Toxic Synovitis A Common Cause Of Hip Pain In Children

A sudden, unexplained limp in their child would cause any parent to worry.

However, toxic synovitis, the most common diagnosis for child hip pain, is rarely a serious condition, according to a University of Iowa pediatric orthopaedic specialist.

"Toxic synovitis is the most common cause of hip pain in children ages 4 to 10," said Stuart Weinstein, M.D., the Ignacio V. Ponseti Chair and Professor of Orthopaedic Surgery in the UI Department of Orthopaedics and Rehabilitation.

Toxic synovitis is a transient inflammation of the hip that occurs in children before the onset of puberty. It affects boys about four times more often than girls. The condition is self-limited, Weinstein noted, meaning it will disappear even if left untreated. There are no expected long-term complications. 

Symptoms of toxic synovitis include limping or a disturbance in the way the child walks or runs; hip pain in the groin, inner thigh or inner knee; and a low-grade fever.
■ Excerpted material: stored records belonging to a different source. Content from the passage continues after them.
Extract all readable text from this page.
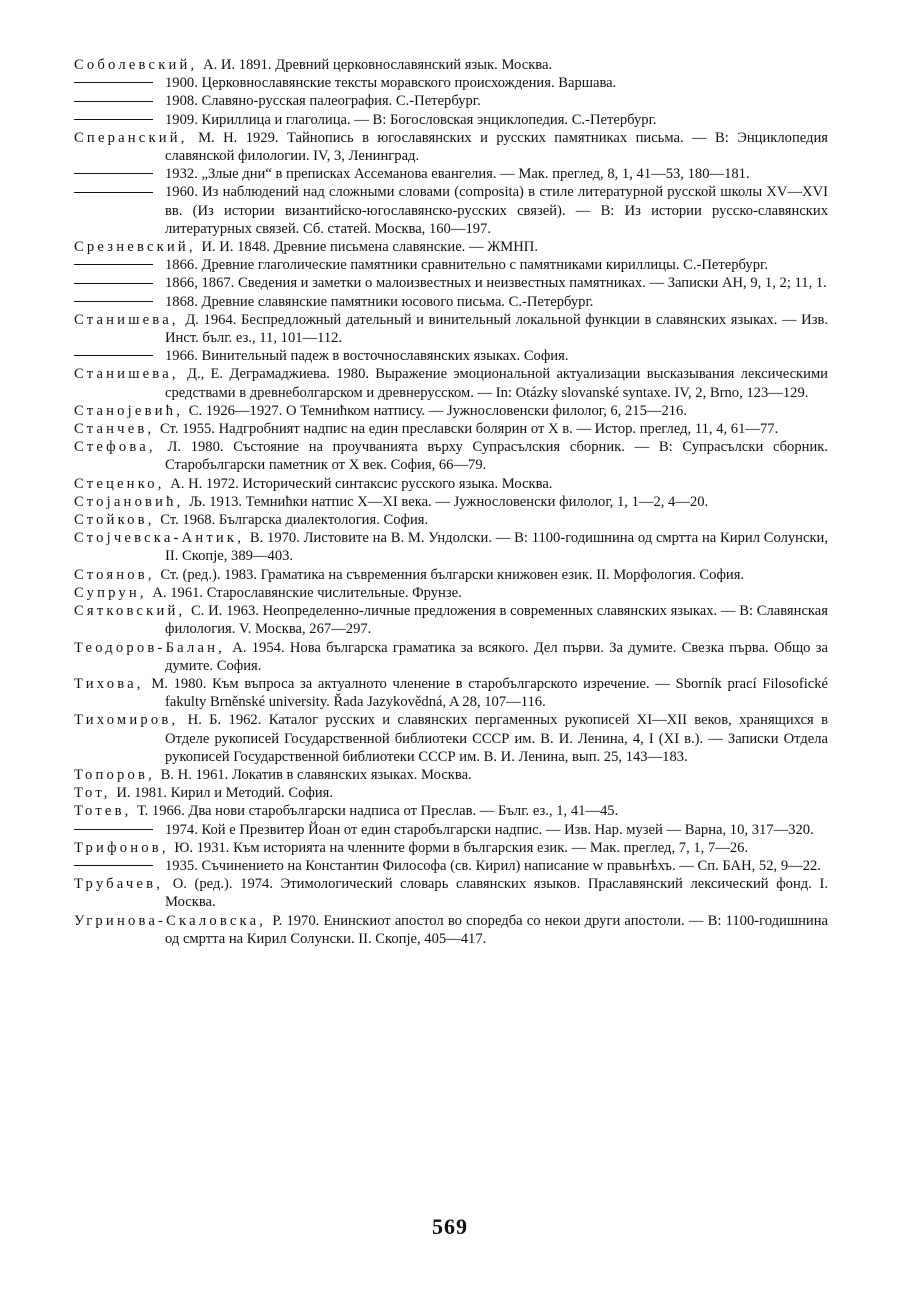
Соболевский, А. И. 1891. Древний церковнославянский язык. Москва.

1900. Церковнославянские тексты моравского происхождения. Варшава.

1908. Славяно-русская палеография. С.-Петербург.

1909. Кириллица и глаголица. — В: Богословская энциклопедия. С.-Петербург.

Сперанский, М. Н. 1929. Тайнопись в югославянских и русских памятниках письма. — В: Энциклопедия славянской филологии. IV, 3, Ленинград.

1932. „Злые дни“ в преписках Ассеманова евангелия. — Мак. преглед, 8, 1, 41—53, 180—181.

1960. Из наблюдений над сложными словами (composita) в стиле литературной русской школы XV—XVI вв. (Из истории византийско-югославянско-русских связей). — В: Из истории русско-славянских литературных связей. Сб. статей. Москва, 160—197.

Срезневский, И. И. 1848. Древние письмена славянские. — ЖМНП.

1866. Древние глаголические памятники сравнительно с памятниками кириллицы. С.-Петербург.

1866, 1867. Сведения и заметки о малоизвестных и неизвестных памятниках. — Записки АН, 9, 1, 2; 11, 1.

1868. Древние славянские памятники юсового письма. С.-Петербург.

Станишева, Д. 1964. Беспредложный дательный и винительный локальной функции в славянских языках. — Изв. Инст. бълг. ез., 11, 101—112.

1966. Винительный падеж в восточнославянских языках. София.

Станишева, Д., Е. Деграмаджиева. 1980. Выражение эмоциональной актуализации высказывания лексическими средствами в древнеболгарском и древнерусском. — In: Otázky slovanské syntaxe. IV, 2, Brno, 123—129.

Станојевић, С. 1926—1927. О Темнићком натпису. — Јужнословенски филолог, 6, 215—216.

Станчев, Ст. 1955. Надгробният надпис на един преславски болярин от X в. — Истор. преглед, 11, 4, 61—77.

Стефова, Л. 1980. Състояние на проучванията върху Супрасълския сборник. — В: Супрасълски сборник. Старобългарски паметник от X век. София, 66—79.

Стеценко, А. Н. 1972. Исторический синтаксис русского языка. Москва.

Стојановић, Љ. 1913. Темнићки натпис X—XI века. — Јужнословенски филолог, 1, 1—2, 4—20.

Стойков, Ст. 1968. Българска диалектология. София.

Стојчевска-Антик, В. 1970. Листовите на В. М. Ундолски. — В: 1100-годишнина од смртта на Кирил Солунски, II. Скопје, 389—403.

Стоянов, Ст. (ред.). 1983. Граматика на съвременния български книжовен език. II. Морфология. София.

Супрун, А. 1961. Старославянские числительные. Фрунзе.

Сятковский, С. И. 1963. Неопределенно-личные предложения в современных славянских языках. — В: Славянская филология. V. Москва, 267—297.

Теодоров-Балан, А. 1954. Нова българска граматика за всякого. Дел първи. За думите. Свезка първа. Общо за думите. София.

Тихова, М. 1980. Към въпроса за актуалното членение в старобългарското изречение. — Sborník prací Filosofické fakulty Brněnské university. Řada Jazykovědná, A 28, 107—116.

Тихомиров, Н. Б. 1962. Каталог русских и славянских пергаменных рукописей XI—XII веков, хранящихся в Отделе рукописей Государственной библиотеки СССР им. В. И. Ленина, 4, I (XI в.). — Записки Отдела рукописей Государственной библиотеки СССР им. В. И. Ленина, вып. 25, 143—183.

Топоров, В. Н. 1961. Локатив в славянских языках. Москва.

Тот, И. 1981. Кирил и Методий. София.

Тотев, Т. 1966. Два нови старобългарски надписа от Преслав. — Бълг. ез., 1, 41—45.

1974. Кой е Презвитер Йоан от един старобългарски надпис. — Изв. Нар. музей — Варна, 10, 317—320.

Трифонов, Ю. 1931. Към историята на членните форми в българския език. — Мак. преглед, 7, 1, 7—26.

1935. Съчинението на Константин Философа (св. Кирил) написание w правьнѣхъ. — Сп. БАН, 52, 9—22.

Трубачев, О. (ред.). 1974. Этимологический словарь славянских языков. Праславянский лексический фонд. I. Москва.

Угринова-Скаловска, Р. 1970. Енинскиот апостол во споредба со некои други апостоли. — В: 1100-годишнина од смртта на Кирил Солунски. II. Скопје, 405—417.

569
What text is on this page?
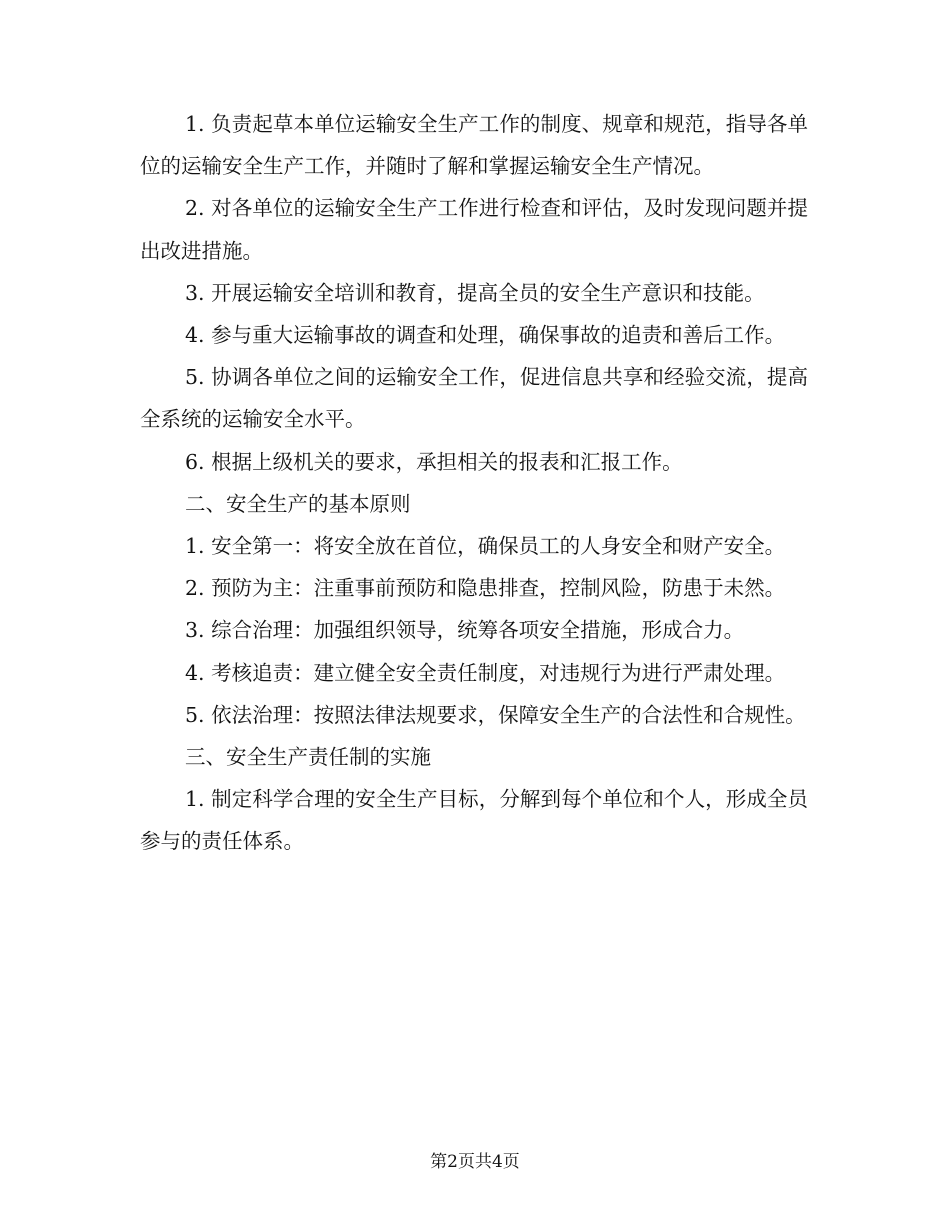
1. 负责起草本单位运输安全生产工作的制度、规章和规范，指导各单位的运输安全生产工作，并随时了解和掌握运输安全生产情况。

2. 对各单位的运输安全生产工作进行检查和评估，及时发现问题并提出改进措施。

3. 开展运输安全培训和教育，提高全员的安全生产意识和技能。

4. 参与重大运输事故的调查和处理，确保事故的追责和善后工作。

5. 协调各单位之间的运输安全工作，促进信息共享和经验交流，提高全系统的运输安全水平。

6. 根据上级机关的要求，承担相关的报表和汇报工作。

二、安全生产的基本原则

1. 安全第一：将安全放在首位，确保员工的人身安全和财产安全。

2. 预防为主：注重事前预防和隐患排查，控制风险，防患于未然。

3. 综合治理：加强组织领导，统筹各项安全措施，形成合力。

4. 考核追责：建立健全安全责任制度，对违规行为进行严肃处理。

5. 依法治理：按照法律法规要求，保障安全生产的合法性和合规性。

三、安全生产责任制的实施

1. 制定科学合理的安全生产目标，分解到每个单位和个人，形成全员参与的责任体系。

第2页共4页
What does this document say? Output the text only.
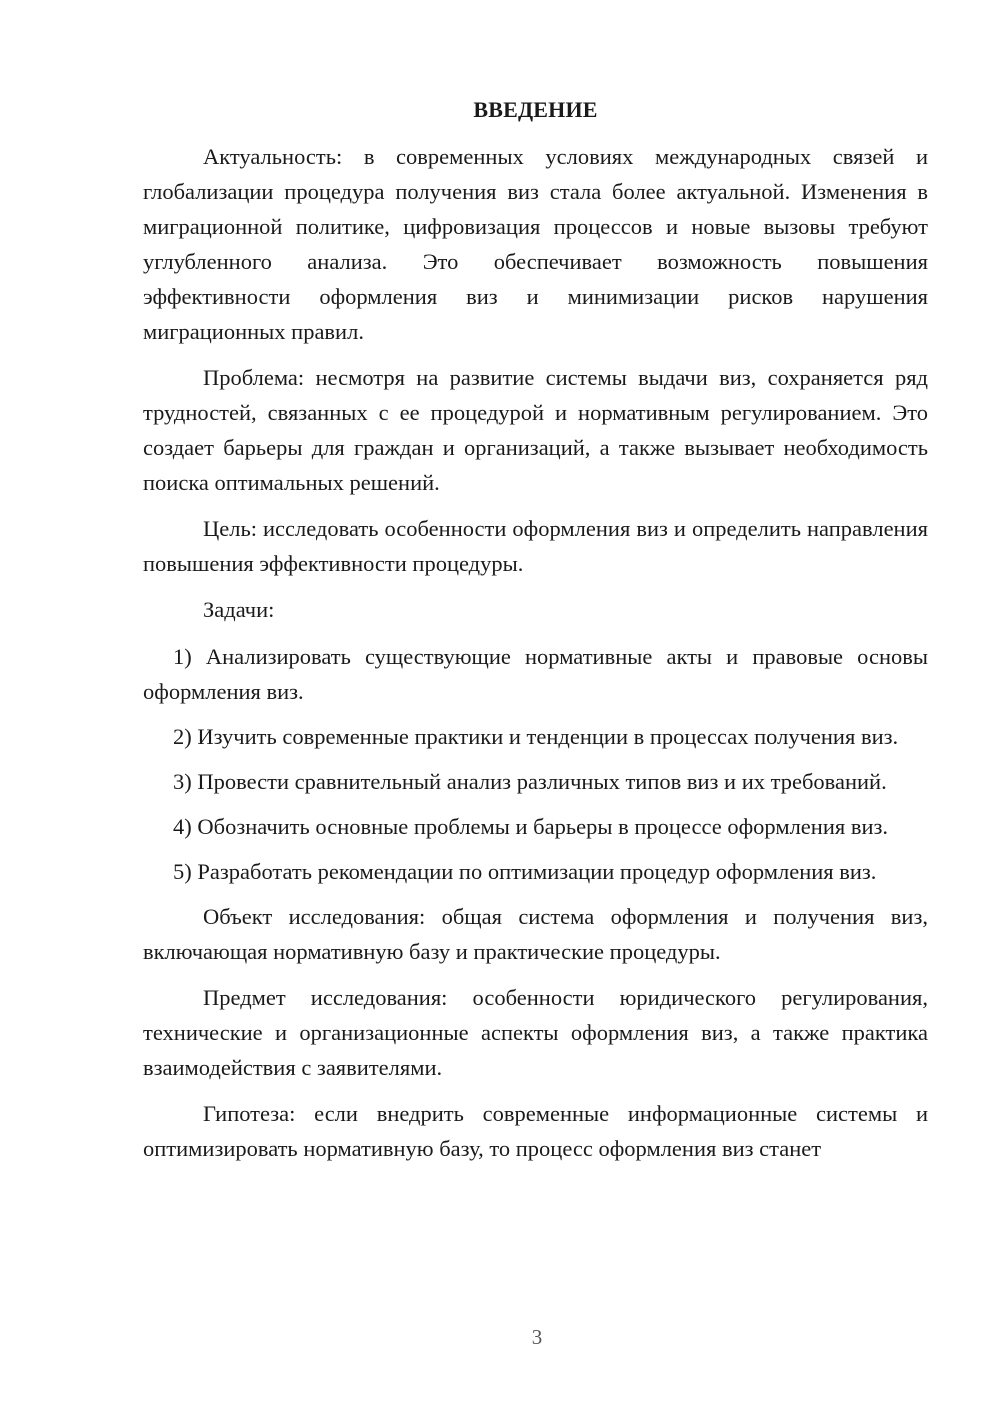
ВВЕДЕНИЕ

Актуальность: в современных условиях международных связей и глобализации процедура получения виз стала более актуальной. Изменения в миграционной политике, цифровизация процессов и новые вызовы требуют углубленного анализа. Это обеспечивает возможность повышения эффективности оформления виз и минимизации рисков нарушения миграционных правил.

Проблема: несмотря на развитие системы выдачи виз, сохраняется ряд трудностей, связанных с ее процедурой и нормативным регулированием. Это создает барьеры для граждан и организаций, а также вызывает необходимость поиска оптимальных решений.

Цель: исследовать особенности оформления виз и определить направления повышения эффективности процедуры.

Задачи:

1) Анализировать существующие нормативные акты и правовые основы оформления виз.

2) Изучить современные практики и тенденции в процессах получения виз.

3) Провести сравнительный анализ различных типов виз и их требований.

4) Обозначить основные проблемы и барьеры в процессе оформления виз.

5) Разработать рекомендации по оптимизации процедур оформления виз.

Объект исследования: общая система оформления и получения виз, включающая нормативную базу и практические процедуры.

Предмет исследования: особенности юридического регулирования, технические и организационные аспекты оформления виз, а также практика взаимодействия с заявителями.

Гипотеза: если внедрить современные информационные системы и оптимизировать нормативную базу, то процесс оформления виз станет

3
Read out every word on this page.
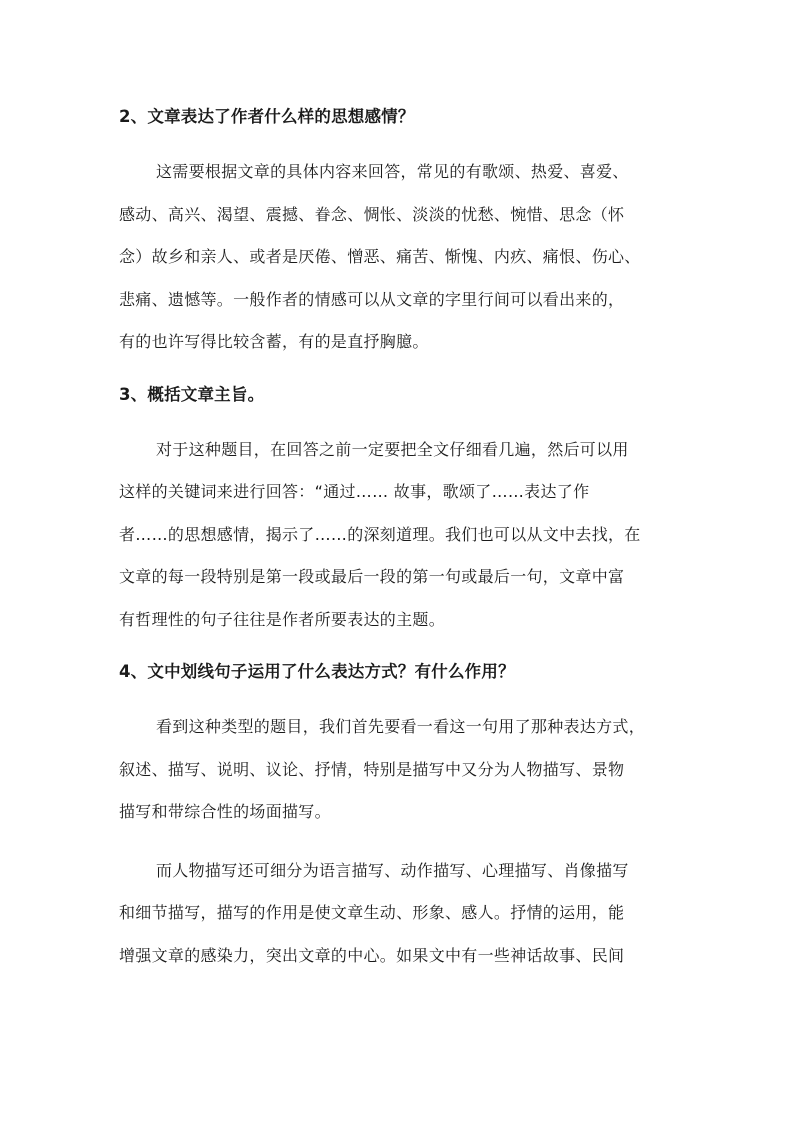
2、文章表达了作者什么样的思想感情？

这需要根据文章的具体内容来回答，常见的有歌颂、热爱、喜爱、
感动、高兴、渴望、震撼、眷念、惆怅、淡淡的忧愁、惋惜、思念（怀
念）故乡和亲人、或者是厌倦、憎恶、痛苦、惭愧、内疚、痛恨、伤心、
悲痛、遗憾等。一般作者的情感可以从文章的字里行间可以看出来的，
有的也许写得比较含蓄，有的是直抒胸臆。

3、概括文章主旨。

对于这种题目，在回答之前一定要把全文仔细看几遍，然后可以用
这样的关键词来进行回答：“通过…… 故事，歌颂了……表达了作
者……的思想感情，揭示了……的深刻道理。我们也可以从文中去找，在
文章的每一段特别是第一段或最后一段的第一句或最后一句，文章中富
有哲理性的句子往往是作者所要表达的主题。

4、文中划线句子运用了什么表达方式？有什么作用？

看到这种类型的题目，我们首先要看一看这一句用了那种表达方式，
叙述、描写、说明、议论、抒情，特别是描写中又分为人物描写、景物
描写和带综合性的场面描写。

而人物描写还可细分为语言描写、动作描写、心理描写、肖像描写
和细节描写，描写的作用是使文章生动、形象、感人。抒情的运用，能
增强文章的感染力，突出文章的中心。如果文中有一些神话故事、民间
Children may also find it difficult to pull the leg apart or turn the leg in. Its cause is unknown but toxic synovitis sometimes can follow a viral infection, such as the common cold, Weinstein said.

It is treated symptomatically with anti-inflammatory drugs. Patients are often recommended to rest or use crutches. The condition is usually cured within about one week, but may take longer, which can be worrisome to parents and doctors, Weinstein said.

"Making the diagnosis is key because more serious conditions and diseases need to be ruled out first," Weinstein said. "Even though the serious conditions are a lot less common, it is crucial to identify them immediately."

Serious conditions may include an infection in the hip joint, septic arthritis, a form of leukemia or Legg-Calve-Perthes disease, a condition that predisposes the hip to arthritis.

To distinguish toxic synovitis from other conditions, doctors may aspirate the hip, perform blood tests or use magnetic resonance imaging (MRI), x-ray, bone scan or ultrasound techniques.

"If children have a limp or have hip, inner groin or inner knee pain, they should be evaluated by a knowledgeable physician immediately," Weinstein said.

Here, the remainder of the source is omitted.